Major implementations
- A+

Influenced by
- APL

Influenced
- K

= A+ (programming language) =

Programming language

A+ is a high-level, interactive, interpreted array programming language designed for numerically intensive applications, especially those found in financial applications.

== History ==

In 1988, Arthur Whitney began work on the A programming language to replace APL. Other developers at Morgan Stanley extended it to A+, adding a graphical user interface (GUI) and other language features.

Arthur Whitney went on to create a proprietary array language named K. Like J, K omits the APL character set. It lacks some of the perceived complexities of A+, such as the existence of statements and two different modes of syntax.

== Features ==

A+ provides an extended set of functions and operators, a graphical user interface with automatic synchronizing of widgets and variables, asynchronous executing of functions associated with variables and events, dynamic loading of user compiled subroutines, and other features. A+ runs on many Unix variants, including Linux. It is free and open source software released under a GNU General Public License. A newer GUI has not yet been ported to all supported platforms.
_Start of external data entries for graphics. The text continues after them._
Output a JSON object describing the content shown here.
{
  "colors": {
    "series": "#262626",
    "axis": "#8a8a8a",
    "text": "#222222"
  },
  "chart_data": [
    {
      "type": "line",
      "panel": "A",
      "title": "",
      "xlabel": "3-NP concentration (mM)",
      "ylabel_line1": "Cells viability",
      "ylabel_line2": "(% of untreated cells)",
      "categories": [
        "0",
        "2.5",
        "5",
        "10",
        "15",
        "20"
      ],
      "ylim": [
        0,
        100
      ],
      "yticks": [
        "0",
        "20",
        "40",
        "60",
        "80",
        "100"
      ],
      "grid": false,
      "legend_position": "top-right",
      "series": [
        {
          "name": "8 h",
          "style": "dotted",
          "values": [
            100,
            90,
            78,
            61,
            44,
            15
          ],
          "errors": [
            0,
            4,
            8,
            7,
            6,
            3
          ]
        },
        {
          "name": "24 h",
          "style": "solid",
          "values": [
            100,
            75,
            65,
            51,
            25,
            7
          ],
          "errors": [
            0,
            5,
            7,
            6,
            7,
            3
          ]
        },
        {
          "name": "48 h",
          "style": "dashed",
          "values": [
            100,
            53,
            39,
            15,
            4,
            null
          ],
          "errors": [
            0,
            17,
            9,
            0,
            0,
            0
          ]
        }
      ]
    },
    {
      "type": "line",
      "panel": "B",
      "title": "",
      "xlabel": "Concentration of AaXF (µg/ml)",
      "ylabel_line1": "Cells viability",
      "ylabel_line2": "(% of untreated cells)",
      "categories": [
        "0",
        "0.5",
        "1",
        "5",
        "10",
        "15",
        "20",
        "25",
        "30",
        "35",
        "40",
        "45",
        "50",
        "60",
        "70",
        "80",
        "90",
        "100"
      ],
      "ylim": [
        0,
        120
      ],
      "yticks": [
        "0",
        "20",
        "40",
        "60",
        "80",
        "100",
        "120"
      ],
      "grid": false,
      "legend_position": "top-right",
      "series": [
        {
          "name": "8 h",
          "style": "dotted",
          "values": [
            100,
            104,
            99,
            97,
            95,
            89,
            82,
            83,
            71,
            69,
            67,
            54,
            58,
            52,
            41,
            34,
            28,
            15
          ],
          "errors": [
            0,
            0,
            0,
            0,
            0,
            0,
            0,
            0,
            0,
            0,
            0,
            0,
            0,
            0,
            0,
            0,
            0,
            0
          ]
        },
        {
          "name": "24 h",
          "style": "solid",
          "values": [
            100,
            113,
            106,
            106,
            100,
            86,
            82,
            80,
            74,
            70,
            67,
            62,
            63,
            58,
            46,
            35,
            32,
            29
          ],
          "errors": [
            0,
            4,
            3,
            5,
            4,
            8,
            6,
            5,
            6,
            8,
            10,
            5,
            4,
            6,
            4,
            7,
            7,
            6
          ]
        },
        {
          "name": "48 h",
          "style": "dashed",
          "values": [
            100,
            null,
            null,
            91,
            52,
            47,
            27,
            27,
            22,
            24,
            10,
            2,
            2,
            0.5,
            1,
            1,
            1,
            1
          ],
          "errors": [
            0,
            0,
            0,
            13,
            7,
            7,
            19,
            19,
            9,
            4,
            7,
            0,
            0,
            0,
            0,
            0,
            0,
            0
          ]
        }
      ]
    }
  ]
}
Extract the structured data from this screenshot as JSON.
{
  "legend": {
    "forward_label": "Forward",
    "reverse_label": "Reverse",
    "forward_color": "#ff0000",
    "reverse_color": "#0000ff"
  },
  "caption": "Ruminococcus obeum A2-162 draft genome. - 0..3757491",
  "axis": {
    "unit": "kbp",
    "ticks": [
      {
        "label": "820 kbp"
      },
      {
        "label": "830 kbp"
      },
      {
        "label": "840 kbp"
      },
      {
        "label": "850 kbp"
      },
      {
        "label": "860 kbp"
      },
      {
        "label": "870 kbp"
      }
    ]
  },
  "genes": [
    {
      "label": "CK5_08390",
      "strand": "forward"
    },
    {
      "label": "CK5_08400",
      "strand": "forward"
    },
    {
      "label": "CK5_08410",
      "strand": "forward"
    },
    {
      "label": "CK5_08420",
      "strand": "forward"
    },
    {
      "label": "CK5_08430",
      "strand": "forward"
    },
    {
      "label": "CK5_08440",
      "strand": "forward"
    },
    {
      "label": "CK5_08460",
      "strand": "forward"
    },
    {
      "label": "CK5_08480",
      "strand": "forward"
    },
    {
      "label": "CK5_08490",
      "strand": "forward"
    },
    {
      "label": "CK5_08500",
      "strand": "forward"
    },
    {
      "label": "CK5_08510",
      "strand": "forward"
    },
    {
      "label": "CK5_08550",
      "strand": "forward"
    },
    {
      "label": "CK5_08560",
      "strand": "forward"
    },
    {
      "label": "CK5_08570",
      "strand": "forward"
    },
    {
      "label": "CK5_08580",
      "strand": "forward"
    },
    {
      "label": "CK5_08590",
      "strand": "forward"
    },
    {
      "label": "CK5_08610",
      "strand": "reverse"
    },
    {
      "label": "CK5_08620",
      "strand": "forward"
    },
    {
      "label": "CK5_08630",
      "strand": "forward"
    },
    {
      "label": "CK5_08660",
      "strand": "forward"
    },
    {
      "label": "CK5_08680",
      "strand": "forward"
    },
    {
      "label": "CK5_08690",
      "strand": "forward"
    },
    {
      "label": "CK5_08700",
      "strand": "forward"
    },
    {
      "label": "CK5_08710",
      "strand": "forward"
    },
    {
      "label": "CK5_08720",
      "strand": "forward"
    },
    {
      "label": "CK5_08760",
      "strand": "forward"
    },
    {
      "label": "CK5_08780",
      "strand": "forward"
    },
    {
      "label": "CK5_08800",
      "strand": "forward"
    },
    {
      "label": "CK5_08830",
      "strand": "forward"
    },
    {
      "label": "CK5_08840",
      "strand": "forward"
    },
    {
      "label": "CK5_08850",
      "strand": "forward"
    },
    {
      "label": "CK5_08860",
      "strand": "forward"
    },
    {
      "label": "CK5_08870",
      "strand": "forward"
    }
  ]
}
The A+ language implements the following changes to the APL language:
- an A+ function may have up to nine formal parameters
- A+ code statements are separated by semicolons, so a single statement may be divided into two or more physical lines
- The explicit result of a function or operator is the result of the last statement executed
- A+ implements an object called a dependency, which is a global variable (the dependent variable) and an associated definition that is like a function with no arguments. Values can be explicitly set and referenced in exactly the same ways as for a global variable, but they can also be set through the associated definition.

Interactive A+ development is primarily done in the Xemacs editor, through extensions to the editor. Because A+ code uses the original APL symbols, displaying A+ requires a font with those special characters; a font named kapl is provided on the web site for that purpose.